Audio Overviews Are (Mostly) a Great Way to Access Information
Some AI features can feel like companies showcasing what the AI can do rather than genuinely useful features. The Audio Overview feature doesn’t feel like that, however.
Reading through a long document isn’t always the easiest way to extract the key information from it. Listening to two people discussing the information can make it easier to distill the key facts without having to sift through it all yourself. Having two people discussing it is a clever touch, as often one of the hosts will ask the question you’ve been thinking about yourself.
In particular, I found Audio Overviews to be very useful for Deep Research reports. These reports are often long walls of text, and while they are packed with useful information, reading through the entire report can feel like something of a chore. An Audio Overview of the report is far easier to digest, and the AI does a pretty good job of extracting the important information rather than waffling on about less important facts.
That’s not to say that Audio Overviews are perfect. I found that I often have the same problem with Audio Overviews that I have when listening to audiobooks: I start to tune out and miss what’s being said. I then have to rewind the Audio Overview to catch up on what I’ve missed.
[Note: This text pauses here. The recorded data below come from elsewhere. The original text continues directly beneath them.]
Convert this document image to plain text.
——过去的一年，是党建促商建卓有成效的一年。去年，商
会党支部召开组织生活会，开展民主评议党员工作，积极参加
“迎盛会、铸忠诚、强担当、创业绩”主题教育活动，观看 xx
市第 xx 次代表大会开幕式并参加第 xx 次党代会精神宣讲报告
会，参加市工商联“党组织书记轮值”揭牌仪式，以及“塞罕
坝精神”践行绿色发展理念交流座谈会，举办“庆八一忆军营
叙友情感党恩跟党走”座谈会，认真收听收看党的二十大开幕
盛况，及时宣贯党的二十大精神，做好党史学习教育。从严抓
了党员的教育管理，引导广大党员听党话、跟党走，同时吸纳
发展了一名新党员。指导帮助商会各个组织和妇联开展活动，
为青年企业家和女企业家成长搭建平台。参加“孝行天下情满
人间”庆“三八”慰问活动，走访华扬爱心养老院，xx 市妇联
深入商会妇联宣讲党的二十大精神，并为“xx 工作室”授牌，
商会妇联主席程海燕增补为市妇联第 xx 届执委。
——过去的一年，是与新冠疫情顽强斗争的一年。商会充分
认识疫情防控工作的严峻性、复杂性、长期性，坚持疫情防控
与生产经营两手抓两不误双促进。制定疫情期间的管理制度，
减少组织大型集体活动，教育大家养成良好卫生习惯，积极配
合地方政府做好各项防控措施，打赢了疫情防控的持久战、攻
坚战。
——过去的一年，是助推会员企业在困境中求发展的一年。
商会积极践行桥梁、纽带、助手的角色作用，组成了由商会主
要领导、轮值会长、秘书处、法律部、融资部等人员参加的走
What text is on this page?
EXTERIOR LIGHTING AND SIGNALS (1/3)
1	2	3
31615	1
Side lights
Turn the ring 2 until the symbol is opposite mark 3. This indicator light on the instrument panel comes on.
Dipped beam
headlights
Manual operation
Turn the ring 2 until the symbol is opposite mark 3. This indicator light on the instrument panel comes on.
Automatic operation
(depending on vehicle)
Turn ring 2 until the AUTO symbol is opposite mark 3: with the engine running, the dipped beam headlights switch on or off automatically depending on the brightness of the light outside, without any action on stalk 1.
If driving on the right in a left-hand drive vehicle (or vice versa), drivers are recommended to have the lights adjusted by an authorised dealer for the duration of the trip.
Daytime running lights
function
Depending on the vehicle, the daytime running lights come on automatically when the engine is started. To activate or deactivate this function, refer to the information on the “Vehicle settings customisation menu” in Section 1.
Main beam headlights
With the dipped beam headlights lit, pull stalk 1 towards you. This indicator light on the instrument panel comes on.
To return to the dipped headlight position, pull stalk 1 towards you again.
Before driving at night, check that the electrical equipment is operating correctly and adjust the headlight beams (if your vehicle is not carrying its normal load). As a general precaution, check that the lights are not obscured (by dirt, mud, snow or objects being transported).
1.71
This isn’t the fault of the Audio Overviews, of course, but I’m sure I’m not the only person who suffers from this problem. For me, they work best when I have no other distractions, such as if I’m going for a walk with headphones on, but your mileage may vary.
The podcasts don’t always feature all the information that you might want to extract, either. The Audio Overview for the screenplay did extract most of the central plot points, but it missed something that wasn’t necessarily central to the plot but was certainly a central theme of the script.
If you don’t enjoy reading through large amounts of text to extract the information that you want, then Audio Overviews can be a useful alternative. You can turn almost anything you want into your own bespoke podcast and have other people explain the key information to you, rather than having to read it for yourself. Hopefully, Google will add the ability to generate Audio Overviews of content from websites at some point, because right now you still have to jump through a few hoops to make it happen.